IoBNT Applications Uniquely Enabled by NG-CSE

Circulating Sentinel Network for Continuous Liquid Biopsy

NG-CSE enables the in situ hijacking of red blood cells (RBCs) to create sentinel BNTs for continuous surveillance of circulating tumor DNA (ctDNA). Molecular engineering kits released by a programming depot functionalize RBC membranes with DNA logic gates. Activated sentinels are captured by a wearable microneedle patch, transducing biochemical detection events into electronic signals for real-time oncology monitoring.

Unconventional Computing with Rationally Designed Microphysiological Systems

NG-CSE allows for the rational design of biological reservoirs for unconventional computing. Heterogeneous cell populations are surface-engineered with DNA zip codes, directing the self-assembly of structured networks on micro-electrode arrays (MEA). This enables reproducible, high-dimensional wetware computation, moving beyond stochastic self-organization in organoid intelligence frameworks.

Figure 4: IoBNT applications enabled by NG-CSE, including circulating sentinel networks for liquid biopsy and rationally designed wetware computers.

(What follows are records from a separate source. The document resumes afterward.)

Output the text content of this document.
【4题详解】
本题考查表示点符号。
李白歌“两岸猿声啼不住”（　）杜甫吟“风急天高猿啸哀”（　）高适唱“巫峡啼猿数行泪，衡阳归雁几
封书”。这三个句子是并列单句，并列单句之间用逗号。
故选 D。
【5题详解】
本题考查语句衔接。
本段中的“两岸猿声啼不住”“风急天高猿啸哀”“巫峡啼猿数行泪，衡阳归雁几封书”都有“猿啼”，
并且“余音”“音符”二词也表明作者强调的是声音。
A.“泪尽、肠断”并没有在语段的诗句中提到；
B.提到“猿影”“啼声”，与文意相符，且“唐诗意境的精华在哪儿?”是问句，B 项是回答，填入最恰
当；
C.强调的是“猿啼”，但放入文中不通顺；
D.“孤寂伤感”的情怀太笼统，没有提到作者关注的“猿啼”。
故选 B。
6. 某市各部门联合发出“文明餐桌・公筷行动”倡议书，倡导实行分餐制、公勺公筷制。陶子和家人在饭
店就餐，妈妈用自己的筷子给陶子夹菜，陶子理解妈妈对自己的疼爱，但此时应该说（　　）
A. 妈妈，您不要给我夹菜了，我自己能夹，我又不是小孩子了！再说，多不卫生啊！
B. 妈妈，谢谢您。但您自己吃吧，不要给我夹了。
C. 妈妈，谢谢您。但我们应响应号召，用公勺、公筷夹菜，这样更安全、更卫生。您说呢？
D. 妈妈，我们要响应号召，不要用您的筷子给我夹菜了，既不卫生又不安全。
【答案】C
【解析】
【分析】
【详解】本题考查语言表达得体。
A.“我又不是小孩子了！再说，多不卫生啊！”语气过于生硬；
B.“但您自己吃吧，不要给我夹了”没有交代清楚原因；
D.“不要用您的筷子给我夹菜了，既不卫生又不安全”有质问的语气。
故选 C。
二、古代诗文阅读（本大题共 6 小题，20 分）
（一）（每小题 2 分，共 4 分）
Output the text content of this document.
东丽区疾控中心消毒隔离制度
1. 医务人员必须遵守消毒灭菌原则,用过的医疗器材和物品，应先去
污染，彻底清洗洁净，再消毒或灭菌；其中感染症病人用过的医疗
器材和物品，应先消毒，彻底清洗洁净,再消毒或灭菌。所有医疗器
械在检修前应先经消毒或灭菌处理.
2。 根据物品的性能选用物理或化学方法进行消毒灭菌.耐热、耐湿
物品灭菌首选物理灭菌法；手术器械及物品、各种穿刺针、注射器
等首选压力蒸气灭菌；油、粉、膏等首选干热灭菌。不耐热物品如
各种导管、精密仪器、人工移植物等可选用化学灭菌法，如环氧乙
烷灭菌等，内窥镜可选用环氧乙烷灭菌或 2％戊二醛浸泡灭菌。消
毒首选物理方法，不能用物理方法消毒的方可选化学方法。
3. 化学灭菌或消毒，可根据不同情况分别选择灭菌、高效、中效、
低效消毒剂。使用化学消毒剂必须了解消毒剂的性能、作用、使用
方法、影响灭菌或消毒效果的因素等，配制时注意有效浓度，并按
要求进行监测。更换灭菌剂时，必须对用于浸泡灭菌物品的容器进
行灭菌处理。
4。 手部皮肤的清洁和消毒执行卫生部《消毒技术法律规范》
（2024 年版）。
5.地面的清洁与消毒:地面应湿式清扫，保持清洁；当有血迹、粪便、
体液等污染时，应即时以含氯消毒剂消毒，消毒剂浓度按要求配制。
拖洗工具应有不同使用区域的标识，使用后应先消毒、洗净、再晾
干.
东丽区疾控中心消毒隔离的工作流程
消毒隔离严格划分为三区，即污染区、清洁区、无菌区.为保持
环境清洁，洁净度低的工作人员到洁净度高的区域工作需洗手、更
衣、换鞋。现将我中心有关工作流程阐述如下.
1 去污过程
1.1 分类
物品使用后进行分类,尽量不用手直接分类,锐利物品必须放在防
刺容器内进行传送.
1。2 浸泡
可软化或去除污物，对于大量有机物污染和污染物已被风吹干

Engineering and Modeling Challenges

Multi-Scale Channel Modeling

NG-CSE-enabled living BNTs are autonomous agents with complex, agential behaviors. Existing MC models are insufficient, necessitating multi-scale frameworks that integrate nanoscale component kinetics, membrane dynamics, and agent-based modeling (ABM) of population-level phenomena. This is essential for accurate prediction of communication channel characteristics and network reliability.

Agency-Aware Network Protocols

Network protocols must be redesigned to incorporate cellular agency as a primary routing metric. Routing decisions should consider metabolic state, motility, and chemotactic behavior, enabling biologically efficient and robust information transmission.

Lifecycle Management and In-Situ Reconfiguration

NG-CSE modifications are transient, subject to membrane turnover and internalization. BNT lifetime models must capture stochastic degradation processes, informing network maintenance and reliability. Dynamic covalent chemistry and stimuli-responsive materials enable in-situ reconfiguration, allowing BNTs to be reprogrammed post-deployment for adaptive IoBNT architectures.

Conclusion

NG-CSE represents a flexible and high-potential strategy for constructing programmable, biocompatible, and agency-enabled living BNTs for IoBNT. By transforming the cell membrane into a dynamic interface, NG-CSE bridges synthetic and biological domains, enabling advanced applications in diagnostics, computing, and therapeutics. Realizing this potential requires interdisciplinary advances in multi-scale modeling, agency-aware protocols, and lifecycle management. NG-CSE provides a robust foundation for the development of intelligent, adaptive, and seamlessly integrated bio-cyber systems in future IoBNT architectures.